A second and more important lesson to take away is that Trump and his lawyers’ strategy in any criminal prosecution will include spinning credulous reporters in the national and political press, which explains a lot of what happened here. Almost immediately after Kohrs gave her first television interview, Trump’s lawyers were telling political reporters that they would move to dismiss any indictments based on Kohrs’s remarks, but they conspicuously failed — despite multiple unwarranted opportunities to trash Kohrs — to identify an actual legal argument for doing so.
A more insidious strain of argument against Kohrs was that she was flighty and unserious or perhaps that she was angling for the media spotlight. Set aside, if you can, the gendered nature of this criticism or the jaw-dropping irony of the fact that people who have made their public careers incessantly pontificating about Trump’s legal problems could turn around and criticize her, as one did, for conducting a “15-minute PR tour.”
This played right into Trump and his lawyers’ hands.

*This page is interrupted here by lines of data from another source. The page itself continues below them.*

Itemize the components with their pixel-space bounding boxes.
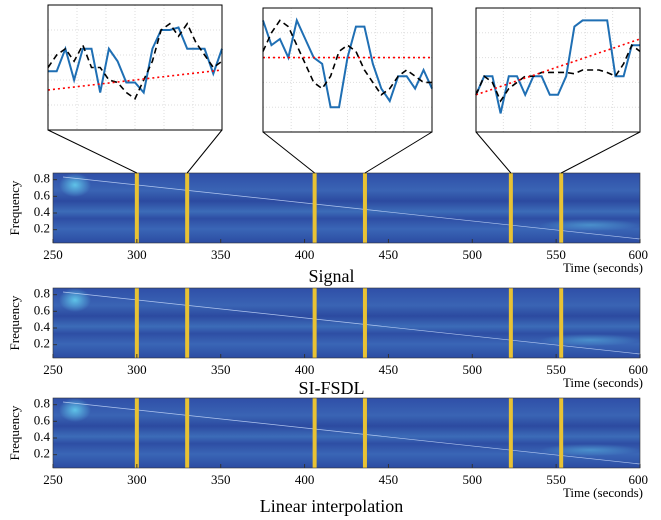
x-tick-label: 300 [127, 247, 147, 262]
zoom-connector [262, 131, 315, 174]
y-tick-label: 0.8 [34, 396, 50, 411]
spectrogram [53, 398, 640, 468]
data-line [47, 69, 223, 91]
gap-marker [185, 288, 190, 358]
x-tick-label: 250 [43, 362, 63, 377]
chirp-trace [62, 401, 641, 465]
inset-frame [47, 4, 223, 131]
zoom-connector [560, 131, 641, 174]
gap-marker [508, 398, 513, 468]
spectrogram [53, 173, 640, 243]
x-axis-label: Time (seconds) [563, 260, 643, 275]
gap-marker [134, 288, 139, 358]
gap-marker [362, 173, 367, 243]
gap-marker [508, 288, 513, 358]
panel-title: SI-FSDL [298, 378, 364, 398]
x-tick-label: 600 [629, 472, 649, 487]
inset-background [263, 8, 432, 132]
x-tick-label: 450 [379, 247, 399, 262]
x-tick-label: 450 [379, 362, 399, 377]
gap-marker [312, 398, 317, 468]
zoom-connector [364, 131, 433, 174]
data-line [47, 22, 223, 100]
y-tick-label: 0.2 [34, 446, 50, 461]
gap-marker [312, 288, 317, 358]
gap-marker [134, 173, 139, 243]
gap-marker [559, 173, 564, 243]
gap-marker [312, 173, 317, 243]
inset-frame [475, 7, 641, 133]
y-tick-label: 0.6 [34, 187, 51, 202]
y-tick-label: 0.8 [34, 171, 50, 186]
plot-frame [52, 397, 641, 469]
gap-marker [185, 173, 190, 243]
data-line [262, 19, 432, 96]
y-tick-label: 0.4 [34, 319, 51, 334]
x-axis-label: Time (seconds) [563, 375, 643, 390]
panel-title: Linear interpolation [260, 496, 403, 516]
x-tick-label: 300 [127, 362, 147, 377]
y-tick-label: 0.6 [34, 412, 51, 427]
x-tick-label: 250 [43, 247, 63, 262]
gap-marker [362, 398, 367, 468]
y-tick-label: 0.2 [34, 336, 50, 351]
x-tick-label: 450 [379, 472, 399, 487]
y-tick-label: 0.4 [34, 204, 51, 219]
panel-title: Signal [308, 266, 354, 286]
zoom-connector [47, 129, 138, 174]
spectrogram-highlight [540, 334, 640, 346]
data-line [475, 19, 640, 114]
spectrogram-highlight [59, 173, 91, 197]
gap-marker [362, 288, 367, 358]
x-tick-label: 600 [629, 247, 649, 262]
x-axis-label: Time (seconds) [563, 485, 643, 500]
spectrogram-highlight [540, 219, 640, 231]
spectrogram [53, 288, 640, 358]
zoom-connector [475, 131, 512, 174]
x-tick-label: 400 [295, 247, 315, 262]
gap-marker [134, 398, 139, 468]
y-tick-label: 0.6 [34, 302, 51, 317]
y-axis-label: Frequency [7, 180, 22, 235]
data-line [475, 43, 641, 103]
plot-frame [52, 172, 641, 244]
x-tick-label: 600 [629, 362, 649, 377]
x-tick-label: 350 [211, 362, 231, 377]
x-tick-label: 400 [295, 472, 315, 487]
x-tick-label: 350 [211, 472, 231, 487]
x-tick-label: 550 [546, 472, 566, 487]
gap-marker [559, 288, 564, 358]
chirp-trace [62, 291, 641, 355]
gap-marker [508, 173, 513, 243]
spectrogram-highlight [540, 444, 640, 456]
inset-background [476, 8, 640, 132]
gap-marker [185, 398, 190, 468]
y-axis-label: Frequency [7, 295, 22, 350]
x-tick-label: 350 [211, 247, 231, 262]
y-tick-label: 0.4 [34, 429, 51, 444]
plot-frame [52, 287, 641, 359]
y-tick-label: 0.8 [34, 286, 50, 301]
x-tick-label: 250 [43, 472, 63, 487]
spectrogram-highlight [59, 398, 91, 422]
data-line [48, 26, 223, 95]
x-tick-label: 400 [295, 362, 315, 377]
x-tick-label: 500 [463, 472, 483, 487]
data-line [262, 17, 433, 109]
inset-frame [262, 7, 433, 133]
y-tick-label: 0.2 [34, 221, 50, 236]
x-tick-label: 500 [463, 247, 483, 262]
x-tick-label: 500 [463, 362, 483, 377]
x-tick-label: 550 [546, 247, 566, 262]
zoom-connector [186, 129, 223, 174]
x-tick-label: 300 [127, 472, 147, 487]
spectrogram-highlight [59, 288, 91, 312]
y-axis-label: Frequency [7, 405, 22, 460]
data-line [475, 38, 641, 96]
chirp-trace [62, 176, 641, 240]
gap-marker [559, 398, 564, 468]
x-tick-label: 550 [546, 362, 566, 377]
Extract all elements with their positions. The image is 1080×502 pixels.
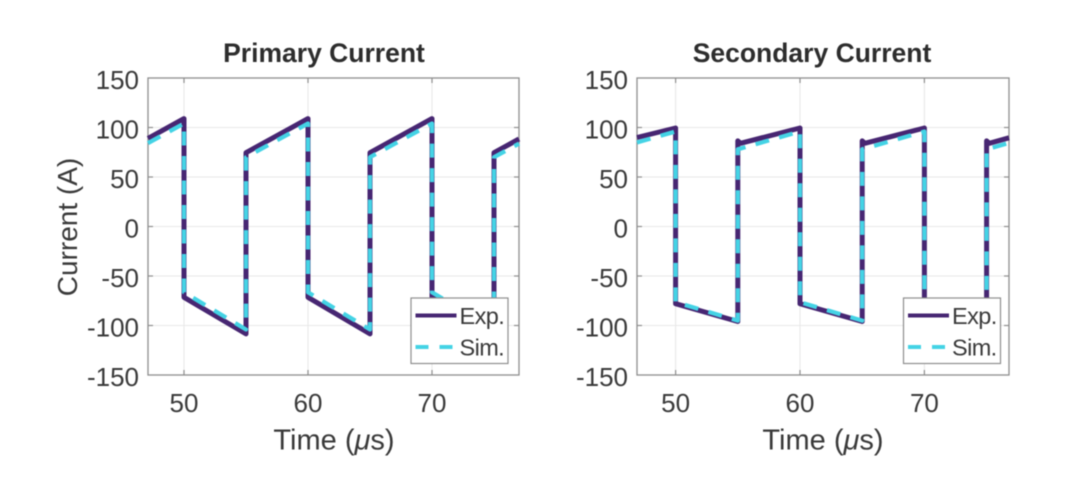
- svg-text:-150: -150: [87, 362, 139, 392]
- svg-text:Primary Current: Primary Current: [223, 38, 425, 68]
- svg-text:60: 60: [786, 388, 815, 418]
- svg-text:Sim.: Sim.: [460, 335, 505, 361]
- svg-text:Time (μs): Time (μs): [273, 425, 394, 457]
- svg-text:100: 100: [96, 115, 139, 145]
- svg-text:Sim.: Sim.: [952, 335, 997, 361]
- svg-text:50: 50: [110, 164, 139, 194]
- svg-text:150: 150: [96, 65, 139, 95]
- svg-text:100: 100: [585, 115, 628, 145]
- svg-text:0: 0: [614, 214, 628, 244]
- svg-text:50: 50: [170, 388, 199, 418]
- svg-text:-100: -100: [576, 313, 628, 343]
- svg-text:Secondary Current: Secondary Current: [693, 38, 932, 68]
- svg-text:Exp.: Exp.: [952, 303, 997, 329]
- svg-text:70: 70: [418, 388, 447, 418]
- svg-text:50: 50: [599, 164, 628, 194]
- svg-text:-50: -50: [101, 263, 139, 293]
- svg-text:-50: -50: [590, 263, 628, 293]
- svg-text:70: 70: [910, 388, 939, 418]
- svg-text:150: 150: [585, 65, 628, 95]
- svg-text:50: 50: [661, 388, 690, 418]
- svg-text:60: 60: [294, 388, 323, 418]
- svg-text:Time (μs): Time (μs): [762, 425, 883, 457]
- svg-text:Current (A): Current (A): [52, 158, 83, 296]
- svg-text:-100: -100: [87, 313, 139, 343]
- svg-text:-150: -150: [576, 362, 628, 392]
- svg-text:0: 0: [125, 214, 139, 244]
- svg-text:Exp.: Exp.: [460, 303, 505, 329]
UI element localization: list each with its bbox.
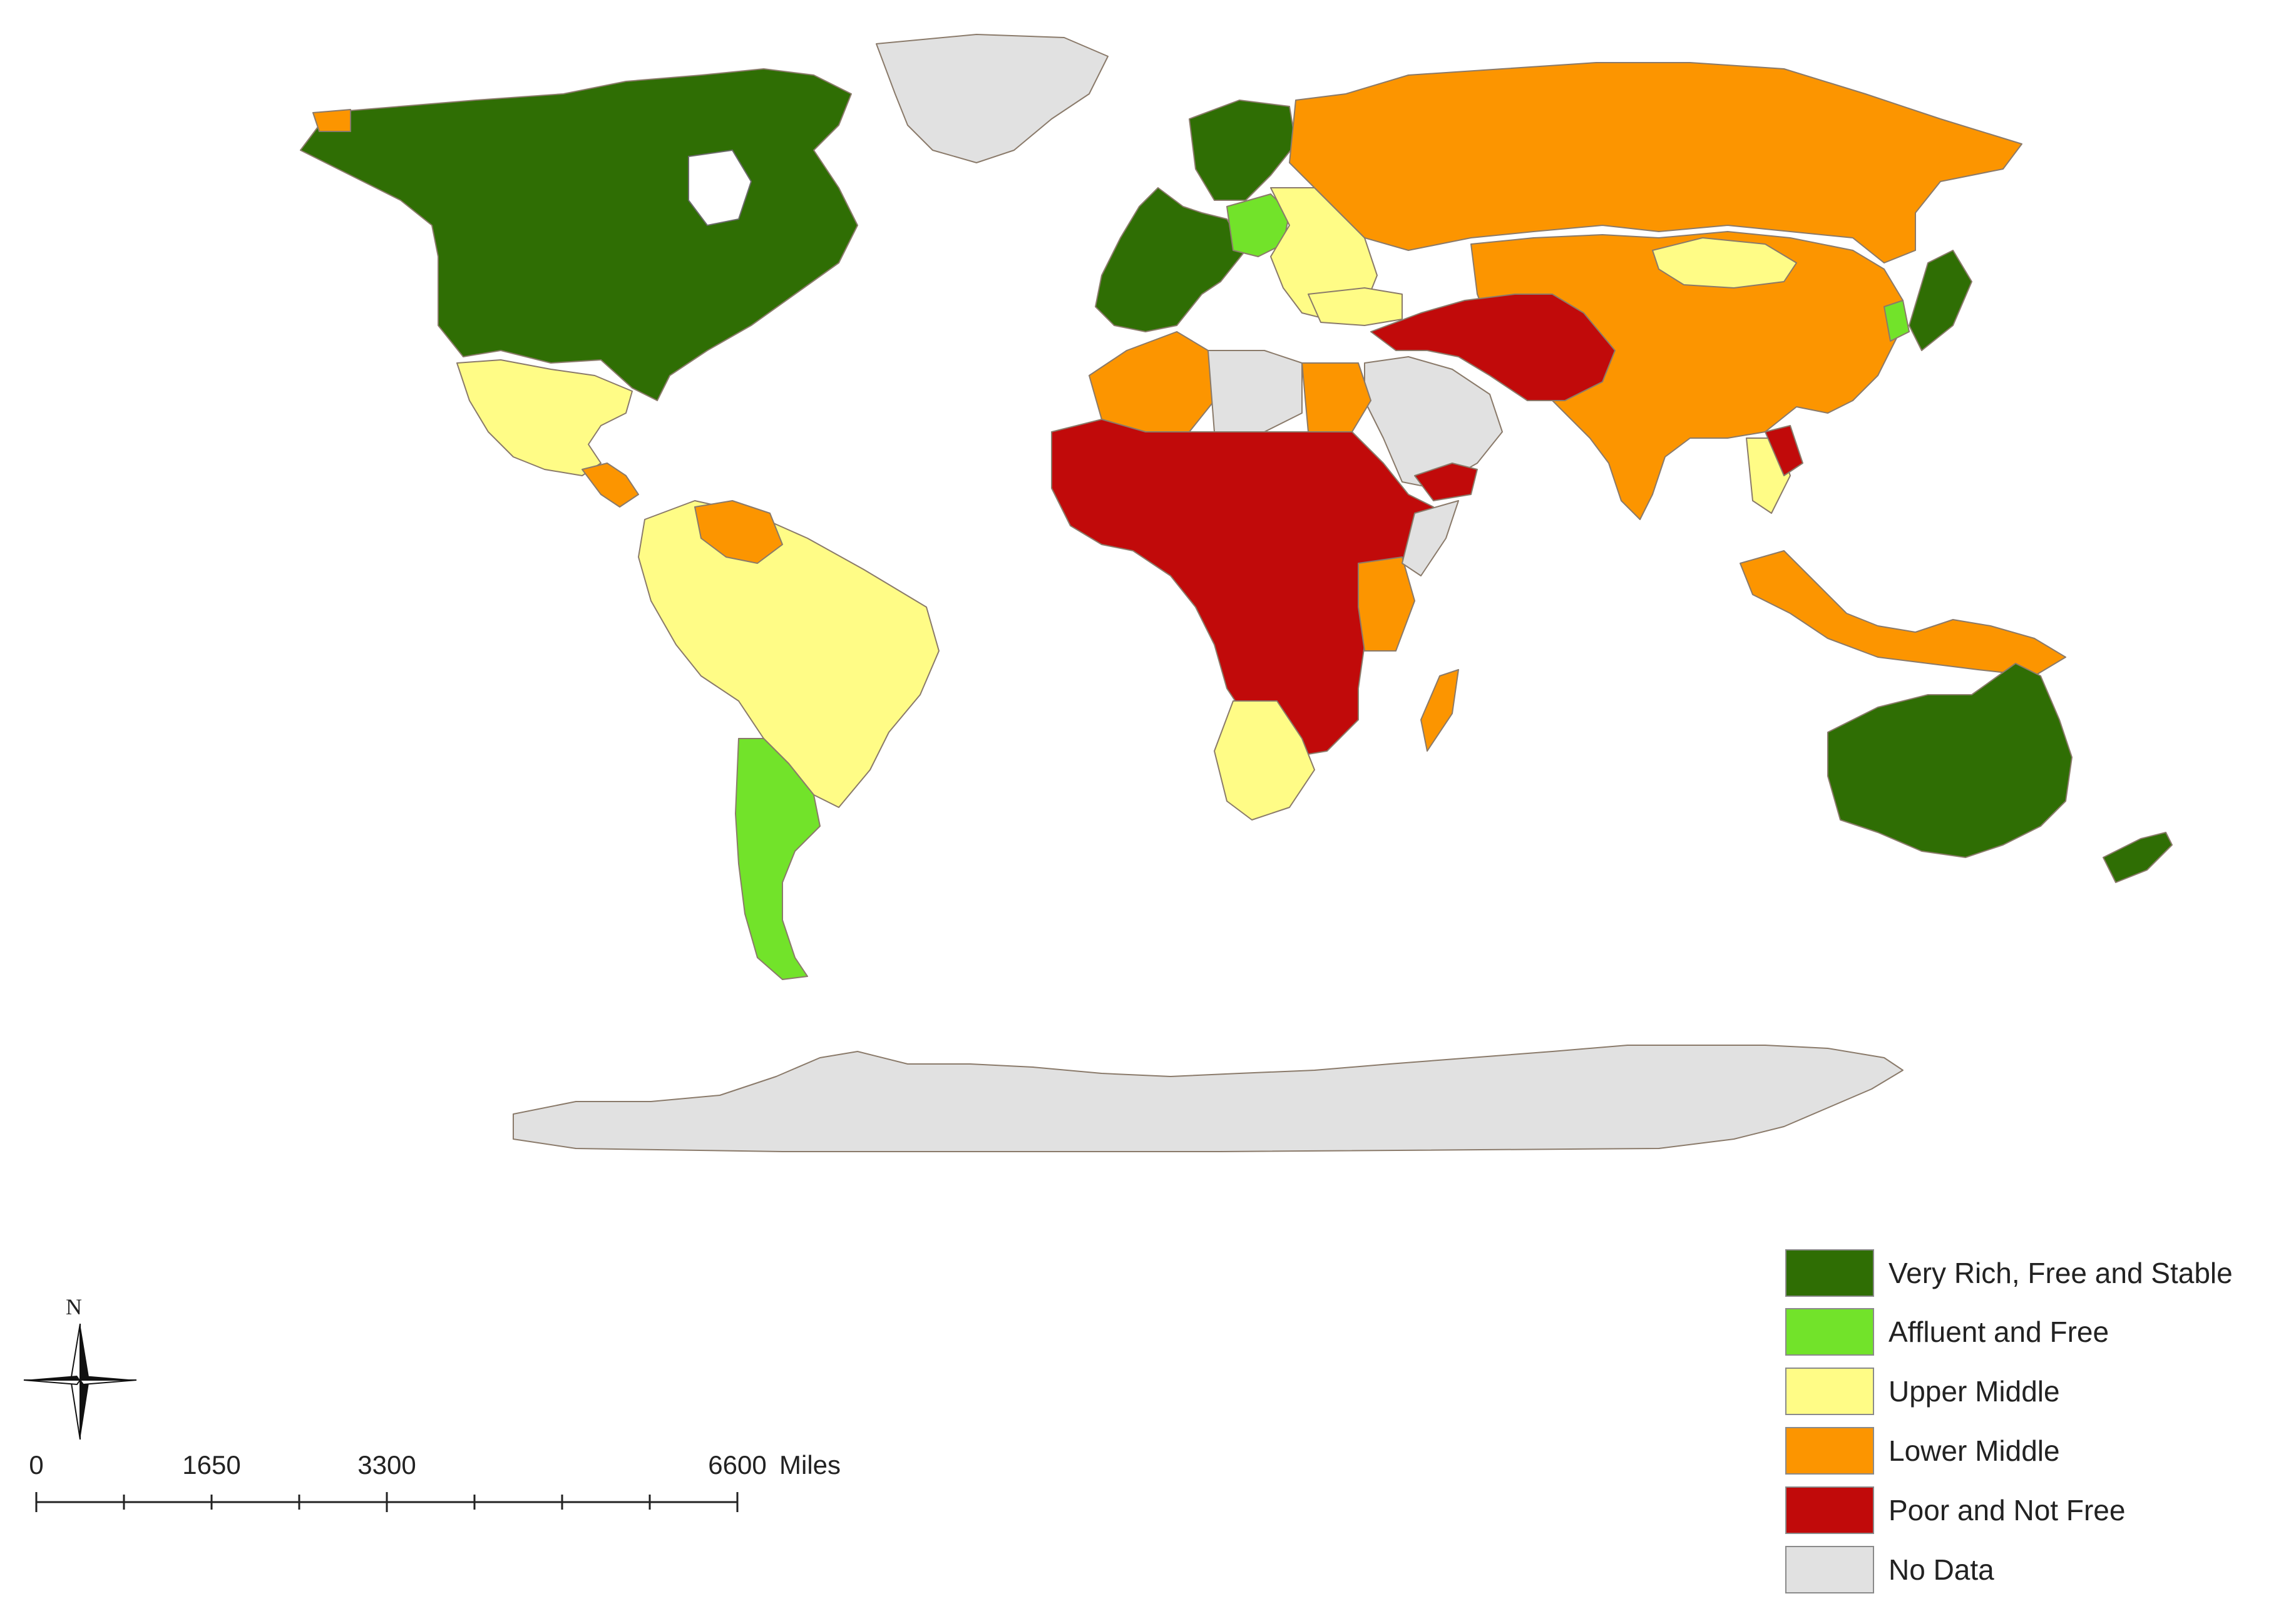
legend-item-upper-middle: Upper Middle	[1785, 1368, 2060, 1415]
world-map-regions	[300, 34, 2173, 1152]
region-turkey	[1308, 287, 1403, 326]
region-yemen	[1414, 463, 1478, 501]
north-label: N	[66, 1294, 82, 1319]
legend-label-no-data: No Data	[1889, 1553, 1994, 1586]
scale-label-3300: 3300	[357, 1450, 416, 1480]
region-madagascar	[1420, 669, 1459, 752]
legend-swatch-lower-middle	[1785, 1427, 1874, 1475]
region-central-america	[582, 463, 639, 508]
region-north-africa-west	[1089, 331, 1215, 432]
region-south-america-north	[638, 500, 940, 808]
scale-unit: Miles	[779, 1450, 841, 1480]
legend-label-lower-middle: Lower Middle	[1889, 1434, 2060, 1467]
region-laos	[1765, 425, 1803, 476]
legend-item-affluent: Affluent and Free	[1785, 1308, 2109, 1356]
legend-item-lower-middle: Lower Middle	[1785, 1427, 2060, 1475]
region-western-europe	[1095, 187, 1246, 332]
region-venezuela	[694, 500, 783, 564]
region-libya	[1207, 350, 1303, 432]
legend-swatch-no-data	[1785, 1546, 1874, 1593]
region-east-africa	[1358, 556, 1415, 652]
north-arrow-icon: N	[23, 1294, 137, 1440]
region-south-korea	[1883, 300, 1910, 342]
region-southeast-asia	[1740, 550, 2066, 677]
legend-label-affluent: Affluent and Free	[1889, 1316, 2109, 1348]
legend-swatch-poor	[1785, 1486, 1874, 1534]
region-russia	[1289, 62, 2022, 263]
region-australia	[1827, 663, 2073, 858]
scale-bar: 0 1650 3300 6600 Miles	[29, 1450, 841, 1512]
region-sub-saharan-africa	[1051, 419, 1434, 758]
region-egypt	[1301, 362, 1371, 432]
region-somalia	[1402, 500, 1459, 576]
region-greenland	[876, 34, 1109, 163]
legend-item-very-rich: Very Rich, Free and Stable	[1785, 1249, 2233, 1297]
legend-label-poor: Poor and Not Free	[1889, 1494, 2125, 1526]
legend-item-no-data: No Data	[1785, 1546, 1994, 1593]
region-hudson-bay	[688, 149, 752, 227]
legend-label-upper-middle: Upper Middle	[1889, 1375, 2060, 1408]
legend-swatch-affluent	[1785, 1308, 1874, 1356]
region-scandinavia	[1189, 100, 1296, 201]
region-mongolia	[1652, 237, 1797, 289]
region-chukotka	[312, 109, 351, 132]
region-argentina-chile	[735, 738, 821, 980]
legend-swatch-very-rich	[1785, 1249, 1874, 1297]
legend: Very Rich, Free and Stable Affluent and …	[1785, 1249, 2233, 1593]
region-middle-east-poor	[1370, 294, 1616, 401]
legend-swatch-upper-middle	[1785, 1368, 1874, 1415]
legend-label-very-rich: Very Rich, Free and Stable	[1889, 1257, 2233, 1289]
region-japan	[1909, 250, 1972, 351]
region-southern-africa	[1214, 700, 1315, 821]
region-antarctica	[513, 1045, 1904, 1152]
scale-label-6600: 6600	[708, 1450, 766, 1480]
scale-label-0: 0	[29, 1450, 43, 1480]
scale-label-1650: 1650	[182, 1450, 240, 1480]
region-north-america	[300, 68, 858, 401]
region-new-zealand	[2103, 832, 2173, 883]
region-mexico	[456, 359, 633, 476]
region-arabia	[1364, 356, 1503, 489]
legend-item-poor: Poor and Not Free	[1785, 1486, 2125, 1534]
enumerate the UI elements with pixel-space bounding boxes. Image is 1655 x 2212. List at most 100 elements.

The former president’s legal team will do whatever it can to claim that any prosecution against him is a sham — a witch hunt, a political vendetta, and so on — and not a legitimate effort to hold him accountable for potential criminal misconduct. All it has to do is successfully seed that idea with one person who eventually ends up on the trial jury, and the result could be a mistrial. Any judge at the trial level or in the appellate chain of review who believes this could also derail the process.
This is all bad enough, but there is a larger and more disturbing problem here that is rooted in the critically important fact that Kohrs did not volunteer for the assignment to be on the grand jury.
For the most part, all Kohrs appears to have done was to fulfill her civic duty by sitting on the jury, to respond to media requests concerning her role in a major news story (at least before the media turned on her), and to adhere to the judge’s guidance about what she could and could not say.
The fact that she could be so easily and successfully trashed — and that she has probably faced a deluge of obnoxious and perhaps threatening missives from Trump supporters — is not exactly surprising, but it is worrisome all the same. Anyone sitting on a jury in a prosecution against Trump will be doing so at serious personal, reputational, and possibly even physical risk, particularly if the result is a conviction. The media should not be irresponsibly facilitating attacks on these people, especially when they are baseless, deliberately amplified by Trump and his lawyers, or both.
Criminal prosecutions are inherently adversarial affairs, but they are also, in a very important sense, collective civic endeavors that rely crucially on the participation of everyday Americans to serve on juries. People being people, they are often flawed, and they sometimes behave suboptimally. But they all deserve to be treated fairly and responsibly in the public sphere.
Anything less, at least in this case, is almost certainly a favor to Trump.